LinkedIn is just Isabel Zimmerman. This is my GitHub. I love to talk about this stuff, so please find me online. It would be super great to get any feedback that people have.
Thank you very much, Isabel. That was awesome. So much appreciated the hands on session. So the little demo was key for me. Very useful.
Actually, there is a whole repository. If you're looking for other demos, let me share that with you guys. Here is a whole repository of demos if you want to look at different things you can do with endpoints. If you want to look at what happens if you break your model and it's at an API endpoint. What do you see? There are lots of different things. This is should be all R. There's even one about how to, like, run a Docker file locally and everything. So lots of places to explore.
How to learn how to build an API with Plumber. I think the Plumber documentation is pretty superb. I would recommend going there.

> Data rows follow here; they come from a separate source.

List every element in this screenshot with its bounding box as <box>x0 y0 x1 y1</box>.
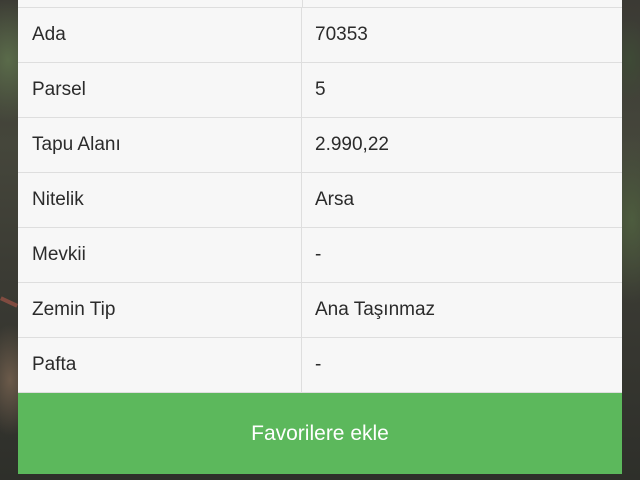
table-row-ada: Ada 70353 <box>18 8 622 63</box>
row-value: 5 <box>315 79 326 100</box>
table-row-tapu-alani: Tapu Alanı 2.990,22 <box>18 118 622 173</box>
row-label: Tapu Alanı <box>18 118 302 172</box>
row-value: Ana Taşınmaz <box>315 299 436 320</box>
table-row-zemin-tip: Zemin Tip Ana Taşınmaz <box>18 283 622 338</box>
row-label: Pafta <box>18 338 302 392</box>
row-value: - <box>315 244 322 265</box>
row-label: Zemin Tip <box>18 283 302 337</box>
table-row-parsel: Parsel 5 <box>18 63 622 118</box>
table-row-mevkii: Mevkii - <box>18 228 622 283</box>
row-label: Mevkii <box>18 228 302 282</box>
parcel-info-sheet: Ada 70353 Parsel 5 Tapu Alanı 2.990,22 N… <box>18 0 622 474</box>
row-value: Arsa <box>315 189 355 210</box>
add-to-favorites-button[interactable]: Favorilere ekle <box>18 393 622 474</box>
row-value: - <box>315 354 322 375</box>
row-value: 70353 <box>315 24 368 45</box>
row-label: Nitelik <box>18 173 302 227</box>
table-row-pafta: Pafta - <box>18 338 622 393</box>
table-row-nitelik: Nitelik Arsa <box>18 173 622 228</box>
row-label: Parsel <box>18 63 302 117</box>
row-label: Ada <box>18 8 302 62</box>
table-row-partial <box>18 0 622 8</box>
row-value: 2.990,22 <box>315 134 389 155</box>
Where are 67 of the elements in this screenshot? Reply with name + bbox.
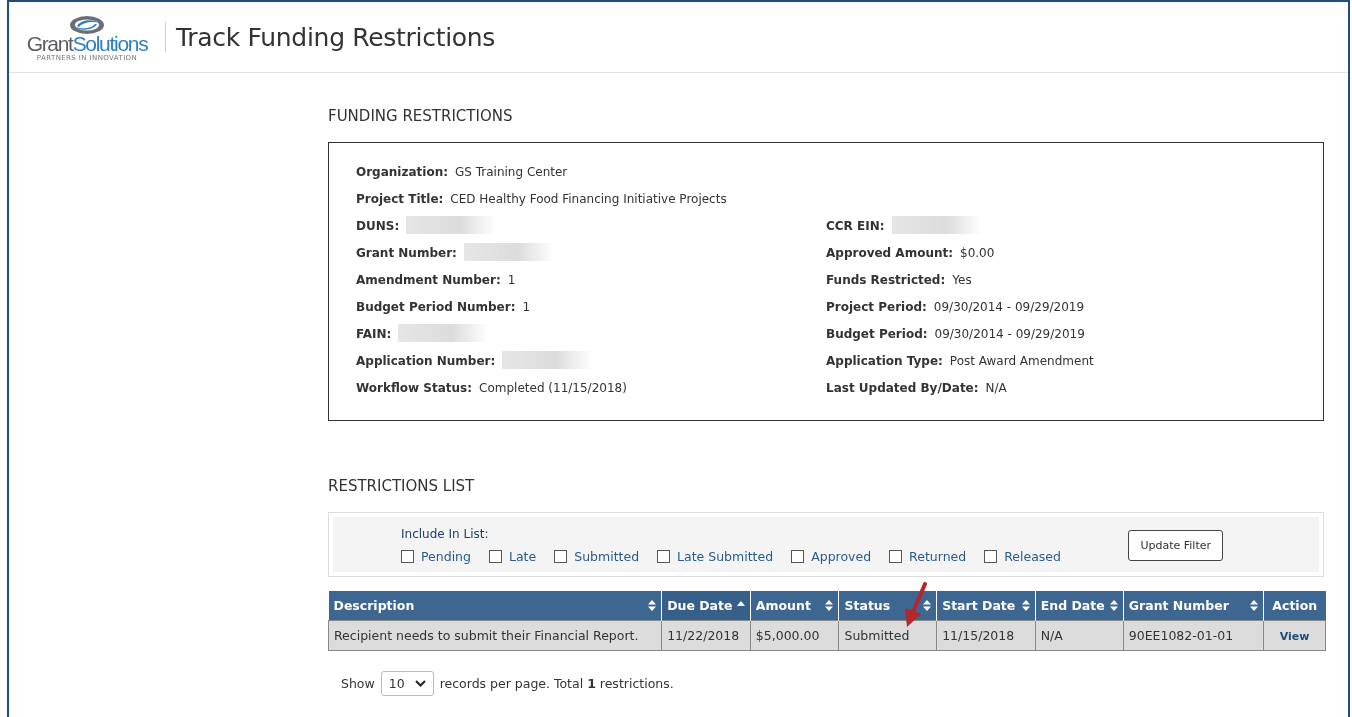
logo-icon: [69, 14, 105, 35]
column-header[interactable]: Amount: [750, 591, 839, 621]
field-value: Post Award Amendment: [949, 354, 1094, 368]
pager-text: records per page. Total 1 restrictions.: [439, 676, 674, 691]
column-header[interactable]: Due Date: [661, 591, 751, 621]
field-value: Completed (11/15/2018): [479, 381, 627, 395]
section-heading: RESTRICTIONS LIST: [328, 477, 476, 495]
table-cell: Recipient needs to submit their Financial Report.: [328, 620, 662, 651]
checkbox[interactable]: [401, 550, 414, 563]
table-cell: $5,000.00: [750, 620, 839, 651]
logo-wordmark: GrantSolutions: [26, 32, 148, 55]
page-title: Track Funding Restrictions: [176, 22, 496, 52]
checkbox-label[interactable]: Released: [1004, 549, 1061, 564]
checkbox-label[interactable]: Approved: [811, 549, 872, 564]
field-label: Project Title:: [356, 192, 444, 206]
field-value: $0.00: [960, 246, 995, 260]
table-cell: 11/15/2018: [936, 620, 1036, 651]
field-value: CED Healthy Food Financing Initiative Projects: [450, 192, 727, 206]
page-size-select[interactable]: 10: [380, 671, 434, 696]
checkbox[interactable]: [889, 550, 903, 563]
field-label: CCR EIN:: [826, 219, 885, 233]
checkbox-label[interactable]: Late Submitted: [677, 549, 774, 564]
field-value: Yes: [952, 273, 972, 287]
checkbox[interactable]: [657, 550, 671, 563]
field-value: N/A: [985, 381, 1007, 395]
field-label: Grant Number:: [356, 246, 457, 260]
column-header[interactable]: Status: [838, 591, 937, 621]
table-cell: 11/22/2018: [661, 620, 751, 651]
field-value: 1: [507, 273, 516, 287]
checkbox[interactable]: [984, 550, 998, 563]
field-label: Workflow Status:: [356, 381, 473, 395]
filter-label: Include In List:: [401, 527, 490, 541]
table-cell: Submitted: [838, 620, 937, 651]
field-value: 09/30/2014 - 09/29/2019: [933, 300, 1085, 314]
field-value: GS Training Center: [455, 165, 568, 179]
column-header[interactable]: Start Date: [936, 591, 1036, 621]
checkbox[interactable]: [489, 550, 502, 563]
field-label: Funds Restricted:: [826, 273, 946, 287]
column-header[interactable]: End Date: [1035, 591, 1124, 621]
column-header[interactable]: Action: [1263, 591, 1326, 621]
field-value: 1: [522, 300, 531, 314]
checkbox-label[interactable]: Submitted: [574, 549, 640, 564]
pager-text: Show: [341, 676, 375, 691]
field-label: Amendment Number:: [356, 273, 501, 287]
field-label: Budget Period Number:: [356, 300, 516, 314]
chevron-down-icon: [414, 680, 426, 687]
field-label: Approved Amount:: [826, 246, 953, 260]
field-label: Budget Period:: [826, 327, 928, 341]
table-cell: N/A: [1035, 620, 1124, 651]
checkbox[interactable]: [554, 550, 568, 563]
checkbox-label[interactable]: Pending: [421, 549, 471, 564]
field-label: Application Type:: [826, 354, 943, 368]
field-value: 09/30/2014 - 09/29/2019: [934, 327, 1085, 341]
checkbox-label[interactable]: Returned: [909, 549, 967, 564]
checkbox[interactable]: [791, 550, 805, 563]
column-header[interactable]: Grant Number: [1123, 591, 1264, 621]
field-label: Application Number:: [356, 354, 496, 368]
field-label: FAIN:: [356, 327, 392, 341]
section-heading: FUNDING RESTRICTIONS: [328, 107, 514, 125]
field-label: Organization:: [356, 165, 448, 179]
field-label: Last Updated By/Date:: [826, 381, 979, 395]
checkbox-label[interactable]: Late: [509, 549, 537, 564]
field-label: DUNS:: [356, 219, 400, 233]
update-filter-button[interactable]: Update Filter: [1128, 530, 1223, 561]
table-cell: 90EE1082-01-01: [1123, 620, 1264, 651]
field-label: Project Period:: [826, 300, 927, 314]
column-header[interactable]: Description: [328, 591, 662, 621]
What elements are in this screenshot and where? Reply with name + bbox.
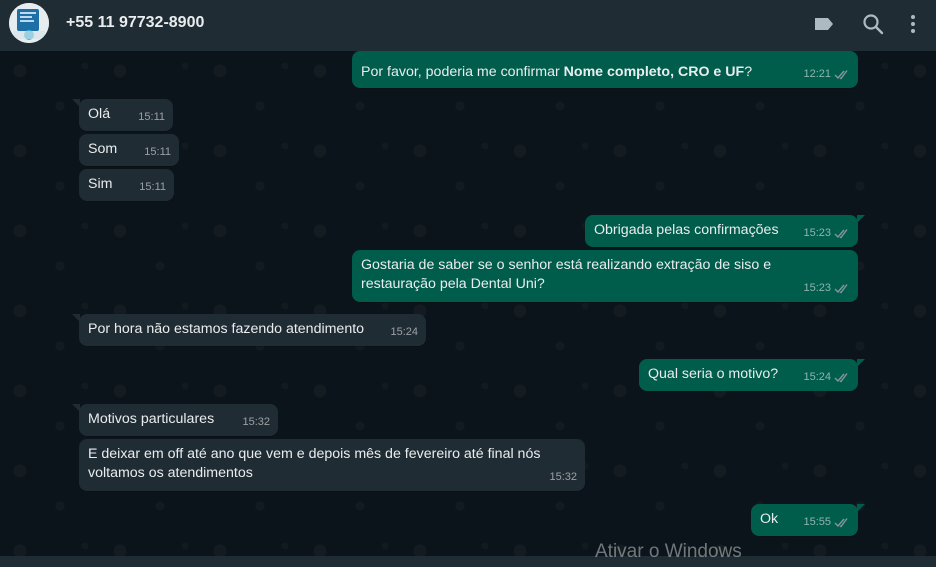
message-text: Obrigada pelas confirmações — [594, 222, 779, 238]
message-meta: 15:23 — [803, 279, 850, 298]
double-check-icon — [834, 70, 848, 80]
double-check-icon — [834, 373, 848, 383]
more-vertical-icon[interactable] — [900, 11, 926, 37]
composer-bar[interactable] — [0, 556, 936, 567]
message-meta: 15:24 — [390, 323, 418, 342]
message-time: 15:23 — [803, 282, 831, 294]
message-outgoing[interactable]: Por favor, poderia me confirmar Nome com… — [352, 51, 858, 88]
message-time: 15:32 — [242, 416, 270, 428]
message-text: Som — [88, 141, 118, 157]
message-time: 12:21 — [803, 68, 831, 80]
message-time: 15:55 — [803, 516, 831, 528]
message-meta: 12:21 — [803, 65, 850, 84]
message-meta: 15:24 — [803, 368, 850, 387]
message-time: 15:24 — [803, 371, 831, 383]
message-time: 15:32 — [549, 471, 577, 483]
message-text: Gostaria de saber se o senhor está reali… — [361, 257, 772, 292]
message-text: Por hora não estamos fazendo atendimento — [88, 321, 365, 337]
message-time: 15:24 — [390, 326, 418, 338]
message-meta: 15:11 — [139, 178, 166, 197]
message-outgoing[interactable]: Ok 15:55 — [751, 504, 865, 536]
message-list[interactable]: Por favor, poderia me confirmar Nome com… — [0, 51, 936, 556]
message-outgoing[interactable]: Gostaria de saber se o senhor está reali… — [352, 250, 858, 302]
message-text: Olá — [88, 106, 111, 122]
double-check-icon — [834, 284, 848, 294]
message-incoming[interactable]: Som 15:11 — [79, 134, 179, 166]
message-text: Sim — [88, 176, 113, 192]
message-text: Por favor, poderia me confirmar — [361, 64, 564, 80]
message-incoming[interactable]: Sim 15:11 — [79, 169, 174, 201]
message-time: 15:11 — [139, 181, 166, 193]
message-incoming[interactable]: Motivos particulares 15:32 — [72, 404, 278, 436]
search-icon[interactable] — [860, 11, 886, 37]
contact-name[interactable]: +55 11 97732-8900 — [66, 14, 204, 32]
message-incoming[interactable]: Por hora não estamos fazendo atendimento… — [72, 314, 426, 346]
message-meta: 15:11 — [144, 143, 171, 162]
windows-activation-watermark: Ativar o Windows — [595, 541, 742, 562]
message-meta: 15:32 — [549, 468, 577, 487]
message-outgoing[interactable]: Qual seria o motivo? 15:24 — [639, 359, 865, 391]
message-text: Qual seria o motivo? — [648, 366, 779, 382]
double-check-icon — [834, 229, 848, 239]
message-text: ? — [744, 64, 753, 80]
chat-header: +55 11 97732-8900 — [0, 0, 936, 51]
message-text: E deixar em off até ano que vem e depois… — [88, 446, 541, 481]
message-meta: 15:32 — [242, 413, 270, 432]
message-outgoing[interactable]: Obrigada pelas confirmações 15:23 — [585, 215, 865, 247]
message-time: 15:23 — [803, 227, 831, 239]
message-meta: 15:55 — [803, 513, 850, 532]
message-text-bold: Nome completo, CRO e UF — [563, 64, 745, 80]
message-incoming[interactable]: Olá 15:11 — [72, 99, 173, 131]
message-text: Ok — [760, 511, 779, 527]
message-incoming[interactable]: E deixar em off até ano que vem e depois… — [79, 439, 585, 491]
label-tag-icon[interactable] — [811, 11, 837, 37]
contact-avatar[interactable] — [9, 3, 49, 43]
double-check-icon — [834, 518, 848, 528]
message-time: 15:11 — [138, 111, 165, 123]
message-meta: 15:23 — [803, 224, 850, 243]
message-time: 15:11 — [144, 146, 171, 158]
message-meta: 15:11 — [138, 108, 165, 127]
message-text: Motivos particulares — [88, 411, 215, 427]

If you go through that demo, you actually have already built an API with Plumber. So, I think it's especially thinking about what do you need an API endpoint? I think it's trying it out. It's learning it. The vetiver documentation or the Plumber documentation are really good places to go. I also think that sounds super scary, but you realize it's not as scary as you think. And there's a lot of great demos and examples out there. Even on those different documentation sites that I would run through.
And then just learn and let your creativity go wild. Like, what if I added another endpoint here? Oh, I wish I knew how to get this prediction and then add 5 if you want to scale your YouTube likes, you're like, oh, what if I wanted to make all these predictions wrong? So messing around and just playing around with it.
Thank you very much. You're very welcome. Thank you all for joining me this morning, afternoon, evening.